John Kinross of Kinross and Tarbolton, 1898. 2-storey and basement, 3-bay, Scottish 17th century villa, sited on steeply falling ground, almost square in plan with 1st floor breaking eaves in gabled dormerheads at intervals and with single storey and attic service block to NE. Rake-jointed rubble sandstone with contrasting ashlar dressings. Roll-moulded surrounds to windows, stop-chamfered at cills; generously proportioned at ground and to S elevation. Principal gables crowstepped with beak skewputts.

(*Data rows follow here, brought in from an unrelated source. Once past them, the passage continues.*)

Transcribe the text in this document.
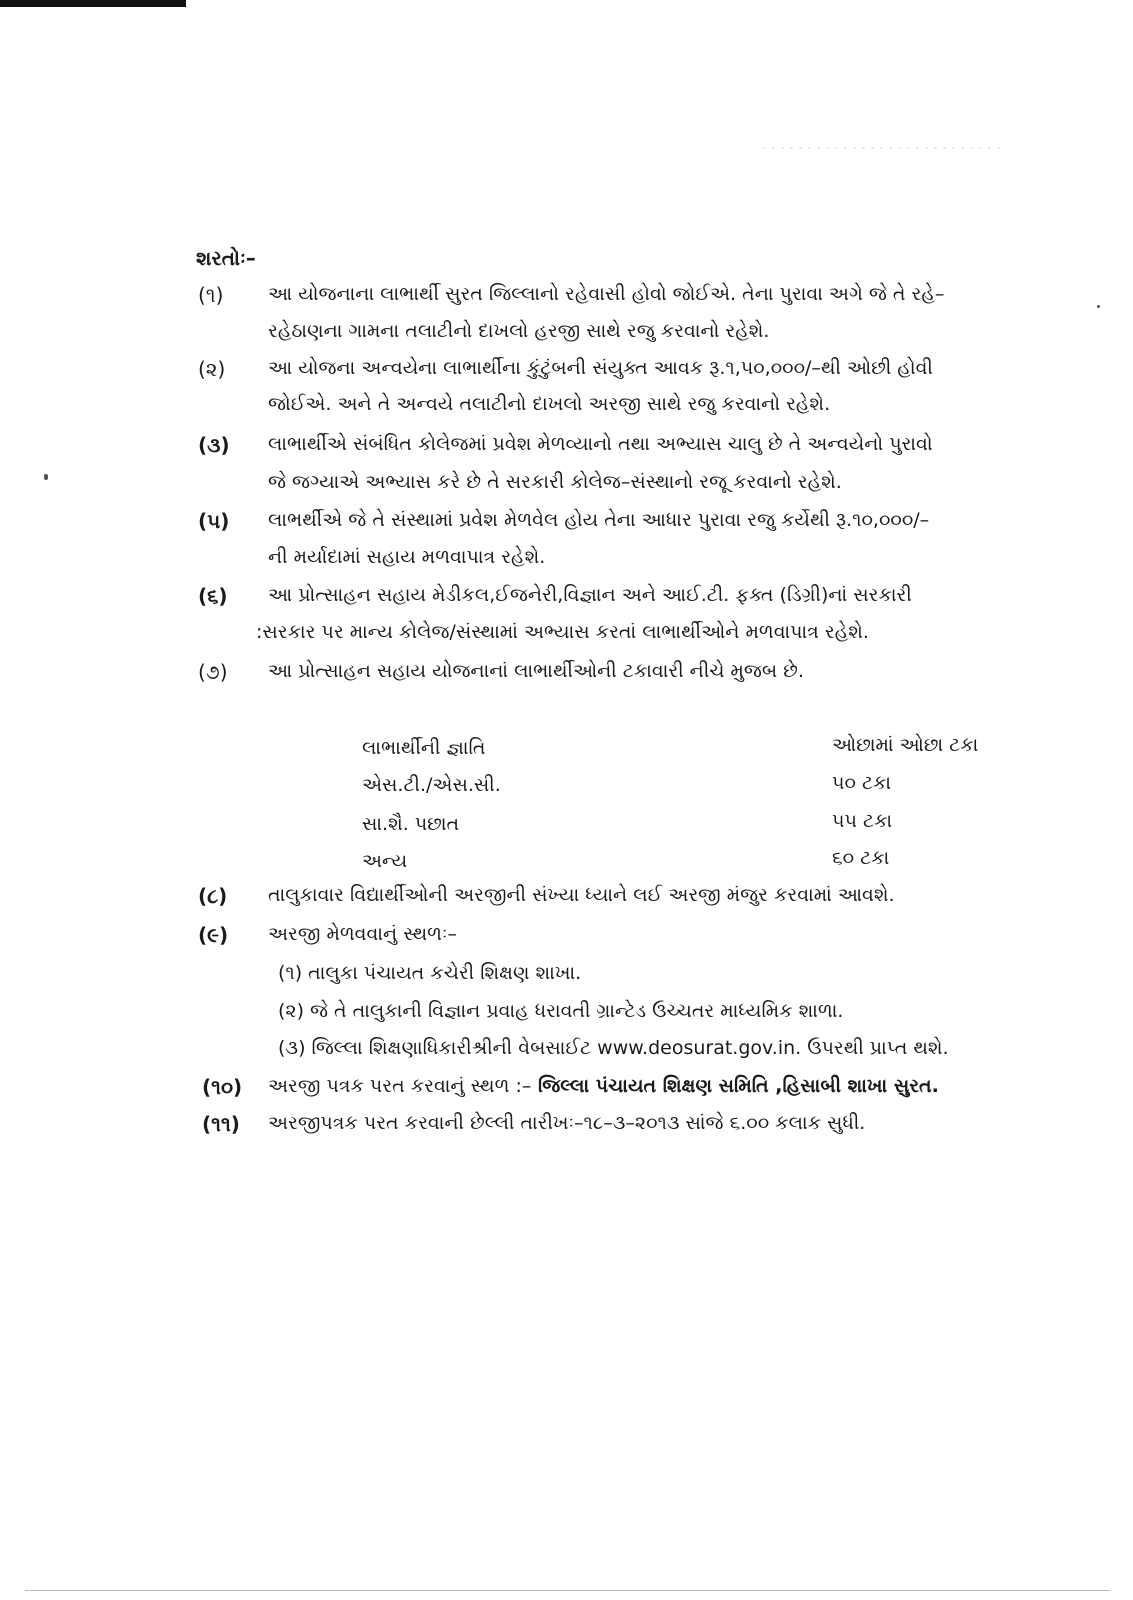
શરતોઃ–
(૧) આ યોજનાના લાભાર્થી સુરત જિલ્લાનો રહેવાસી હોવો જોઈએ. તેના પુરાવા અગે જે તે રહે–
રહેઠાણના ગામના તલાટીનો દાખલો હરજી સાથે રજુ કરવાનો રહેશે.
(૨) આ યોજના અન્વયેના લાભાર્થીના કુંટુંબની સંયુક્ત આવક રૂ.૧,૫૦,૦૦૦/–થી ઓછી હોવી
જોઈએ. અને તે અન્વયે તલાટીનો દાખલો અરજી સાથે રજુ કરવાનો રહેશે.
(૩) લાભાર્થીએ સંબંધિત કોલેજમાં પ્રવેશ મેળવ્યાનો તથા અભ્યાસ ચાલુ છે તે અન્વયેનો પુરાવો
જે જગ્યાએ અભ્યાસ કરે છે તે સરકારી કોલેજ–સંસ્થાનો રજૂ કરવાનો રહેશે.
(૫) લાભર્થીએ જે તે સંસ્થામાં પ્રવેશ મેળવેલ હોય તેના આધાર પુરાવા રજુ કર્યેથી રૂ.૧૦,૦૦૦/–
ની મર્યાદામાં સહાય મળવાપાત્ર રહેશે.
(૬) આ પ્રોત્સાહન સહાય મેડીકલ,ઈજનેરી,વિજ્ઞાન અને આઈ.ટી. ફક્ત (ડિગ્રી)નાં સરકારી
:સરકાર પર માન્ય કોલેજ/સંસ્થામાં અભ્યાસ કરતાં લાભાર્થીઓને મળવાપાત્ર રહેશે.
(૭) આ પ્રોત્સાહન સહાય યોજનાનાં લાભાર્થીઓની ટકાવારી નીચે મુજબ છે.
લાભાર્થીની જ્ઞાતિ	ઓછામાં ઓછા ટકા
એસ.ટી./એસ.સી.	૫૦ ટકા
સા.શૈ. પછાત	૫૫ ટકા
અન્ય	૬૦ ટકા
(૮) તાલુકાવાર વિદ્યાર્થીઓની અરજીની સંખ્યા ધ્યાને લઈ અરજી મંજુર કરવામાં આવશે.
(૯) અરજી મેળવવાનું સ્થળઃ–
(૧) તાલુકા પંચાયત કચેરી શિક્ષણ શાખા.
(૨) જે તે તાલુકાની વિજ્ઞાન પ્રવાહ ધરાવતી ગ્રાન્ટેડ ઉચ્ચતર માધ્યમિક શાળા.
(૩) જિલ્લા શિક્ષણાધિકારીશ્રીની વેબસાઈટ www.deosurat.gov.in. ઉપરથી પ્રાપ્ત થશે.
(૧૦) અરજી પત્રક પરત કરવાનું સ્થળ :– જિલ્લા પંચાયત શિક્ષણ સમિતિ ,હિસાબી શાખા સુરત.
(૧૧) અરજીપત્રક પરત કરવાની છેલ્લી તારીખઃ–૧૮–૩–૨૦૧૩ સાંજે ૬.૦૦ કલાક સુધી.
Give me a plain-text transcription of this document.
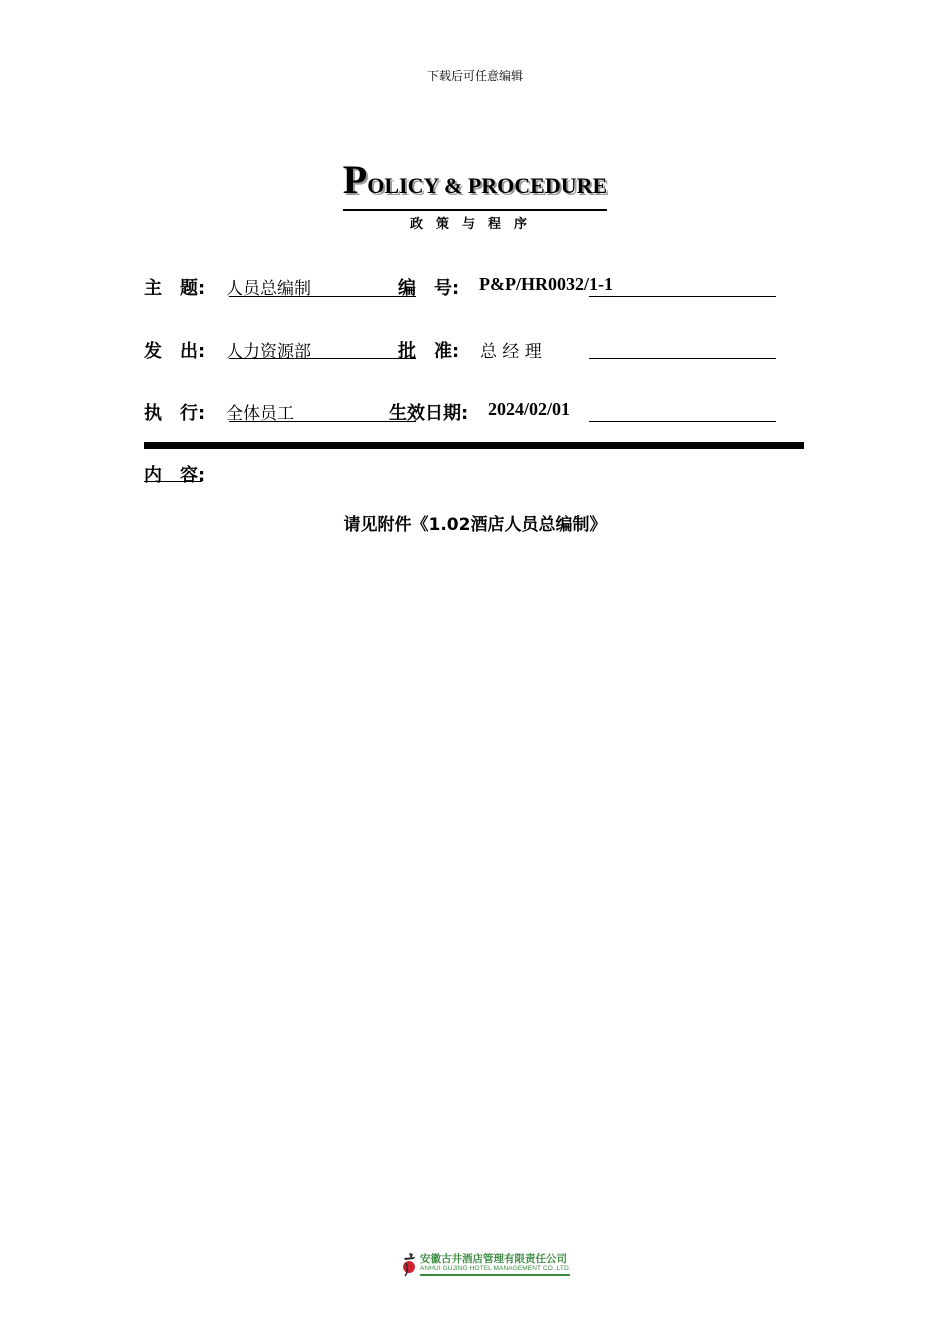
下载后可任意编辑
POLICY & PROCEDURE
政策与程序
主　题: 人员总编制	编　号: P&P/HR0032/1-1
发　出: 人力资源部	批　准: 总 经 理
执　行: 全体员工	生效日期: 2024/02/01
内　容:
请见附件《1.02酒店人员总编制》
安徽古井酒店管理有限责任公司
ANHUI GUJING HOTEL MANAGEMENT CO.,LTD.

N ELEVATION: main elevation 3-bay with service wing slightly advanced to outer left. Roll-moulded surround to doorway at centre with finely carved floreate panel above; teak boarded door with decorative brass handle. Windows in flanking bays at ground, that to left in broad, lop-sided gabled bay with 1st floor window in moulded surround with decorative, monogrammed (IKM), trapezoid pediment. Gabled dormerhead windows breaking eaves over entrance and to bay to right. 2 closely grouped windows to service block with projecting surround; long sweep to roof above. S ELEVATION: outer bays gabled, that to left advanced, flanking narrow stair bay at centre; Granch windows at centre with forestair to loser landing, blank cartouche above window to upper landing under eaves, window to each floor in flanking bays, those to principal floor with slender-pilastered surround, cornice, moulded cill, small block finials and fleuron boss above. 1st floor windows breaking into gableheads. W ELEVATION: gabled bay to left slightly recessed with gablehead stack. Centre bay with small window at ground and further window breaking eaves above. Canted ashlar windows in bay to outer right, with leaded lights to basement, taller and jettied on billetted corbel course to principal floor with cornice and ornamented parapet. 1st floor window as centre bay. Heraldic panel carved under wallhead stack between centre and outer right bays.
E ELEVATION: gabled bay of lower service block advanced to right with basement to falling ground; windows to scullery and fromer maid's room above; door and window to basement on return to left with blank panel under eaves. Bay to left gabled with slightly advanced chimney breast and window in moulded panel with trapezoid pediment (as above). Small-pane and multi-pane glazing patterns in generous sash and case windows; some leaded casements to basement. Westmoreland slates; ashlar ridge tiles. Moulded coping to gablehead and wallhead stacks.
INTERIOR: finest quality materials and craftsmanship throughout, much realised by Scott Morton and Co. Inlaid marble vestibule and hall floors; parquet floors elsewhere. Marquerty doors with fine brass door fittings. Panelled Dining Room. Decorative 17th-18th century style plasterwork throughout Harold Ogle Tarbolton, Sam Wilson; coombed and barrel-vaulted ceilings. Fine. classically detailed chimneypieces in variety of marbles; some in timber to bedrooms. Built-in cupboards and fitted pantries. Marble staircase with decorative wrought-iron balustrade. BOUNDARY WALLS STEPS GATES GATEPIERS AND RAILINGS: all original. Saddleback ashlar coping to coursed sandstone rubble boundary walls, 16" in diameter; panelled dies with moulded coping and ball finials; ashlar steps to side and rear. Panelled ashlar corniced piers to railings and gates to entrance elevation with decorative wrought-iron railings and gate with overthrow by Thomas Hadden. LAMP POSTS: Thomas Hadden, c1898. Decorative wrought-iron stands bearing spherical lights, sited by main entrance. GARAGE: 1930s free-standing addition to W side at N, replacing original bicycle house, in reasonbly sympathetic manner.
Statement of Special Interest
The four houses at Mortonhall Road (one on the corner 14 Oswald Road), designed en suite were built for Andrew Thomson, of Bannockburn. There were originally only intented to be three (see Dean of Guild, 13/5/1897) leaving one of the four plots blank, but the architect chose to squeeze in No 33, the fourth house named Seven gables, for himself once the money proved to be forthcoming (Dean of Guild 12/8/1897). The villas were avant-garde in their restraint, the degree of comfort and convenience provided throughout and in the modern interpretation of the 17th century Scottish style. No 33 was named Steven Gables and was the most lavishly appointed of the group and cost more than $4,268 to build. The designs were exhibited at the RSA and their influence was wide. All area of fire-proof construction and have terraced gardens falling steeply to the suburban railway cutting. A-group with 31 and 35 Mortonhall Road and 14 Oswald Road.